It would make sense, if the message box frame is rendered before the characters themselves, that the game does a first pass for the whole text box to count how long each line is, then how long the longest line is. That maximum is the width of the message box frame (not counting the edges).
Chances are that, in your case, instead of counting pixels, it's counting how many letters there are, then using that count to repeat an instruction elsewhere (drawing the message box in chunks?).
You could put a breakpoint on the text itself to find the routine.
Then you could make it so that count is fixed, or determined by the game when it detects a character at the very beginning (shift-jis standard has many to spare, either for this, or even dictionary compression with a dictionary reference you could stuff in the otherwise useless huge font graphic) or deduced with a formula from that maximum count.
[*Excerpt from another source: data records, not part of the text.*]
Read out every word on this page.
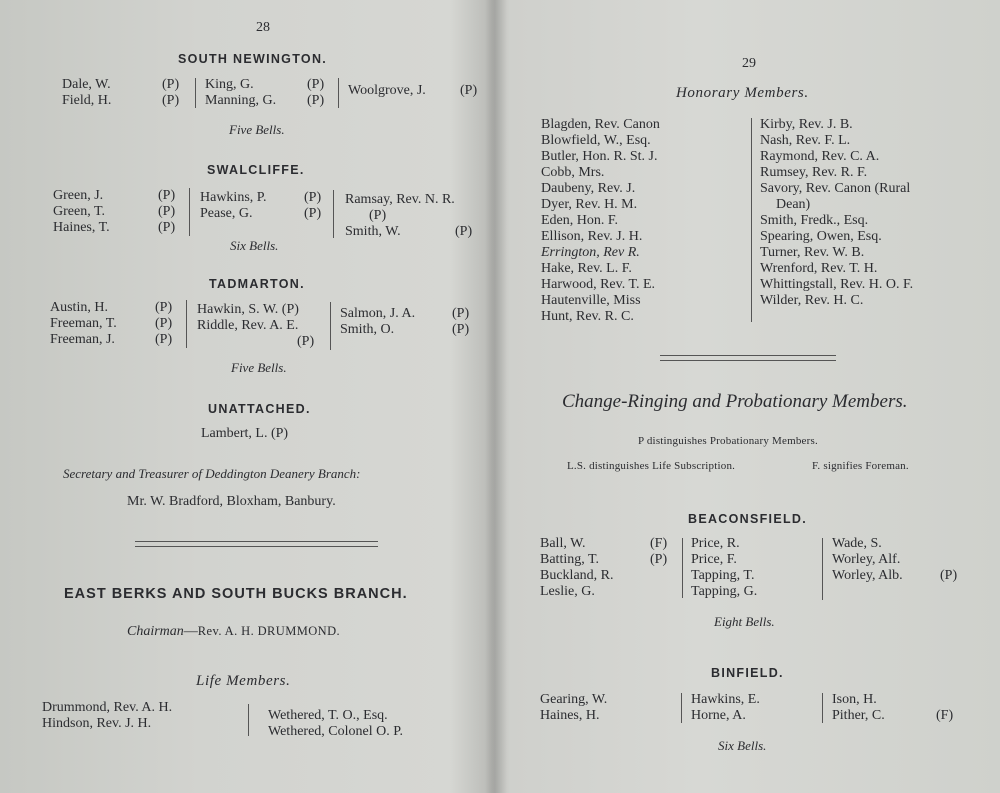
28
SOUTH NEWINGTON.
Dale, W.	(P)
Field, H.	(P)
King, G.	(P)
Manning, G. (P)
Woolgrove, J. (P)
Five Bells.
SWALCLIFFE.
Green, J.	(P)
Green, T.	(P)
Haines, T.	(P)
Hawkins, P.	(P)
Pease, G.	(P)
Ramsay, Rev. N. R.
(P)
Smith, W.	(P)
Six Bells.
TADMARTON.
Austin, H.	(P)
Freeman, T.	(P)
Freeman, J.	(P)
Hawkin, S. W. (P)
Riddle, Rev. A. E.
(P)
Salmon, J. A.	(P)
Smith, O.	(P)
Five Bells.
UNATTACHED.
Lambert, L. (P)
Secretary and Treasurer of Deddington Deanery Branch:
Mr. W. Bradford, Bloxham, Banbury.
EAST BERKS AND SOUTH BUCKS BRANCH.
Chairman—Rev. A. H. DRUMMOND.
Life Members.
Drummond, Rev. A. H.
Hindson, Rev. J. H.
Wethered, T. O., Esq.
Wethered, Colonel O. P.
29
Honorary Members.
Blagden, Rev. Canon
Blowfield, W., Esq.
Butler, Hon. R. St. J.
Cobb, Mrs.
Daubeny, Rev. J.
Dyer, Rev. H. M.
Eden, Hon. F.
Ellison, Rev. J. H.
Errington, Rev R.
Hake, Rev. L. F.
Harwood, Rev. T. E.
Hautenville, Miss
Hunt, Rev. R. C.
Kirby, Rev. J. B.
Nash, Rev. F. L.
Raymond, Rev. C. A.
Rumsey, Rev. R. F.
Savory, Rev. Canon (Rural
Dean)
Smith, Fredk., Esq.
Spearing, Owen, Esq.
Turner, Rev. W. B.
Wrenford, Rev. T. H.
Whittingstall, Rev. H. O. F.
Wilder, Rev. H. C.
Change-Ringing and Probationary Members.
P distinguishes Probationary Members.
L.S. distinguishes Life Subscription.	F. signifies Foreman.
BEACONSFIELD.
Ball, W.	(F)
Batting, T.	(P)
Buckland, R.
Leslie, G.
Price, R.
Price, F.
Tapping, T.
Tapping, G.
Wade, S.
Worley, Alf.
Worley, Alb.	(P)
Eight Bells.
BINFIELD.
Gearing, W.
Haines, H.
Hawkins, E.
Horne, A.
Ison, H.
Pither, C.	(F)
Six Bells.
I find it more impressive that you figured out where the fixed width value was, and how you modified that. If you don't mind, please share your method
It's amazing that you figured out something for London Seirei Tanteidan. It was high time it got translated
Did you change the text routine internally to detect 1-byte characters to keep memory shortages from happening?
I've also dug into the ASM and have managed to perform a very basic hack to change the spacing of font characters on screen so that they aren't as distant from each other. Nothing fancy at all, just a 1 byte change from 13 (12px font width + 1 space) to 9.
An 8 pixel wide font would be good, but a 6px one (like this one from Xenogears, that ended up being rendered as 8px because of technical issues) would fit even more text, and more importantly would make message box frame width calculations (should you decide to go the more complicated route of reworking it) much, much easier since it would be a division by 2.